WLIB AM : King Of The Wigflip
Madlib The Beat Konducta
Poser son oreille sur une nouvelle production de Madlib revient sans commune mesure à retrouver un ami de longue date, une vieille connaissance dont les productions antérieures éclairent d’avance les faits d’armes à venir. Car si Madlib est encore à l’heure actuelle une valeur sûre de la scène instrumental hip-hop, c’est que notre loopdigger garde auprès du cœur la formule secrète d’une prose rythmique aussi enfumée qu’éternelle dans son développement. En effet, disque après disque, Otis Jackson Jr. entretient sans jamais faiblir une culture de l’authenticité maladive qui transpire logiquement sur ses productions urbaines et jazzy. Dans ce contexte, difficile de prendre le Californien en défaut tant le talent survole une fois de plus cette nouvelle production. La patte résolument amoureuse de notre activiste se déploie librement sur ces dix-neuf pistes à géométrie variable entre déclinaisons de sonorités jazz et de beats râpeux, nonchalants, furieux mais toujours baignés dans un épais nuage de fumée qui rend l’approche toujours plus difficile au moment de la première écoute.

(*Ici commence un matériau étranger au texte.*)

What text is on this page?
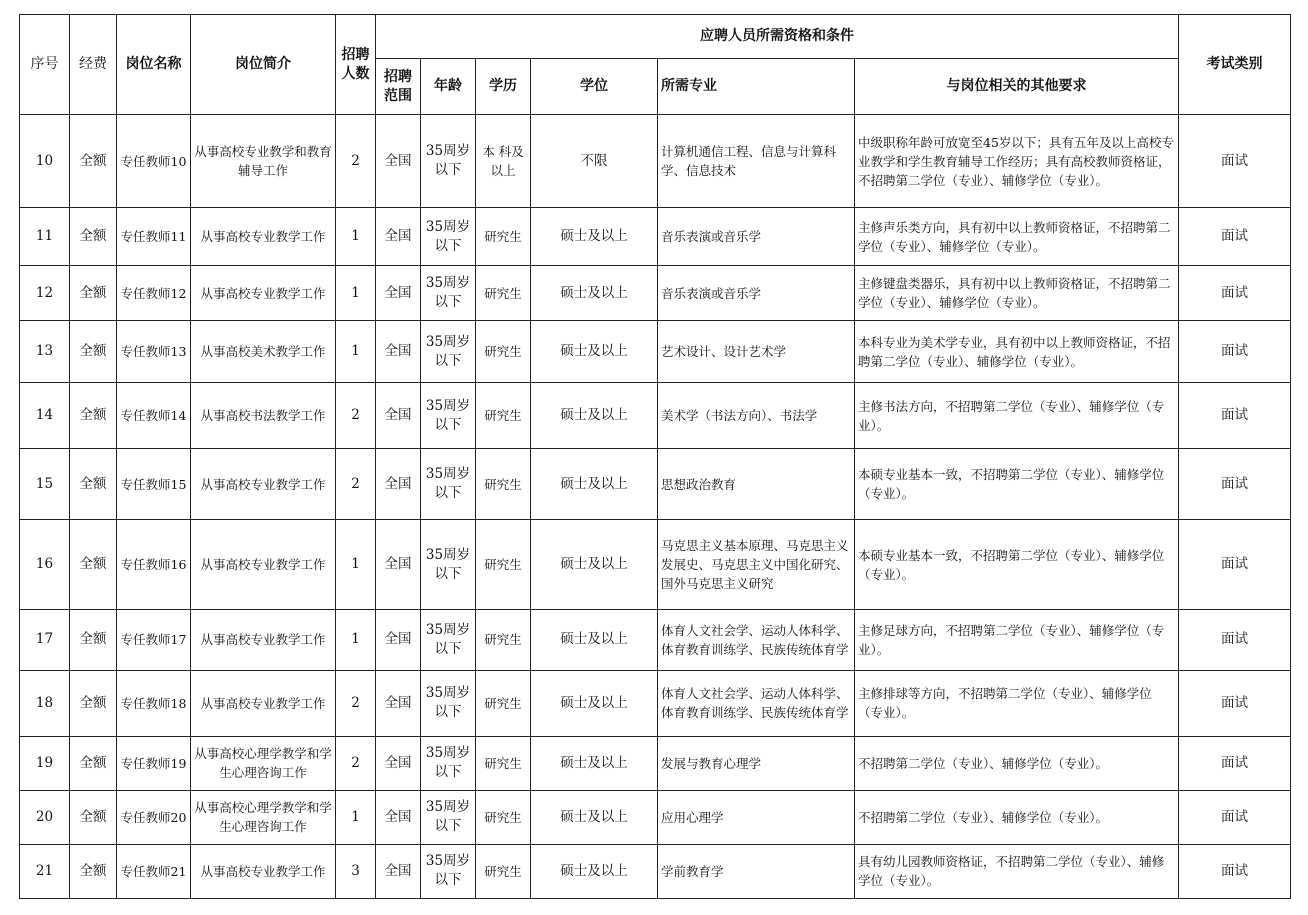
序号	经费	岗位名称	岗位简介	招聘人数	应聘人员所需资格和条件						考试类别
					招聘范围	年龄	学历	学位	所需专业	与岗位相关的其他要求	
10	全额	专任教师10	从事高校专业教学和教育辅导工作	2	全国	35周岁以下	本 科及以上	不限	计算机通信工程、信息与计算科学、信息技术	中级职称年龄可放宽至45岁以下；具有五年及以上高校专业教学和学生教育辅导工作经历；具有高校教师资格证，不招聘第二学位（专业）、辅修学位（专业）。	面试
11	全额	专任教师11	从事高校专业教学工作	1	全国	35周岁以下	研究生	硕士及以上	音乐表演或音乐学	主修声乐类方向，具有初中以上教师资格证，不招聘第二学位（专业）、辅修学位（专业）。	面试
12	全额	专任教师12	从事高校专业教学工作	1	全国	35周岁以下	研究生	硕士及以上	音乐表演或音乐学	主修键盘类器乐，具有初中以上教师资格证，不招聘第二学位（专业）、辅修学位（专业）。	面试
13	全额	专任教师13	从事高校美术教学工作	1	全国	35周岁以下	研究生	硕士及以上	艺术设计、设计艺术学	本科专业为美术学专业，具有初中以上教师资格证，不招聘第二学位（专业）、辅修学位（专业）。	面试
14	全额	专任教师14	从事高校书法教学工作	2	全国	35周岁以下	研究生	硕士及以上	美术学（书法方向）、书法学	主修书法方向，不招聘第二学位（专业）、辅修学位（专业）。	面试
15	全额	专任教师15	从事高校专业教学工作	2	全国	35周岁以下	研究生	硕士及以上	思想政治教育	本硕专业基本一致，不招聘第二学位（专业）、辅修学位（专业）。	面试
16	全额	专任教师16	从事高校专业教学工作	1	全国	35周岁以下	研究生	硕士及以上	马克思主义基本原理、马克思主义发展史、马克思主义中国化研究、国外马克思主义研究	本硕专业基本一致，不招聘第二学位（专业）、辅修学位（专业）。	面试
17	全额	专任教师17	从事高校专业教学工作	1	全国	35周岁以下	研究生	硕士及以上	体育人文社会学、运动人体科学、体育教育训练学、民族传统体育学	主修足球方向，不招聘第二学位（专业）、辅修学位（专业）。	面试
18	全额	专任教师18	从事高校专业教学工作	2	全国	35周岁以下	研究生	硕士及以上	体育人文社会学、运动人体科学、体育教育训练学、民族传统体育学	主修排球等方向，不招聘第二学位（专业）、辅修学位（专业）。	面试
19	全额	专任教师19	从事高校心理学教学和学生心理咨询工作	2	全国	35周岁以下	研究生	硕士及以上	发展与教育心理学	不招聘第二学位（专业）、辅修学位（专业）。	面试
20	全额	专任教师20	从事高校心理学教学和学生心理咨询工作	1	全国	35周岁以下	研究生	硕士及以上	应用心理学	不招聘第二学位（专业）、辅修学位（专业）。	面试
21	全额	专任教师21	从事高校专业教学工作	3	全国	35周岁以下	研究生	硕士及以上	学前教育学	具有幼儿园教师资格证，不招聘第二学位（专业）、辅修学位（专业）。	面试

Et si cette opacité était de nature à décourager certains de rentrer dans la bulle mystique de Madlib, je n’aurai de cesse de les réconforter en affirmant que notre producteur touche ici le substrat de son art en combinant la profondeur de champ qui est la sienne avec une certaine légèreté dans les textures, un peu moins perchées que sur nombre de ses travaux antérieurs. Sans pour autant sacrifier les fondements d’un art désormais sacré, on prendra donc un plaisir plus direct à hocher de la tête sur ces vignettes entrecoupées de flows chaleureux : les gimmicks accrocheurs sont nombreux et l’auditeur appréhendant depuis peu ce maître de la MPC devrait pouvoir s’orienter avec plus de facilité qu’auparavant.
Mais pas de confusion pour autant, Madlib est toujours là, vêtu de son manteau de pourpre, à distiller des grooves décalés comme s’il en pleuvait, à mâchouiller le beat pour le vider de sa connotation déviante et accoucher finalement d’enfants nobles et racés. Ajoutez à cela des invités de marque (J-Rocc, Murs, Guilty Simpson, son jeune frère Oh No, Stacey Epps) et vous obtenez logiquement un produit de qualité, qui se laissera déguster sans problème pour ses nombreuses qualités évidentes. La couronne bien vissée sur la tête, Madlib est donc là où on l’attend légitimement, dans son élément, comme une ultime échéance au retour du juste et de l’égal dans les ruelles américaines.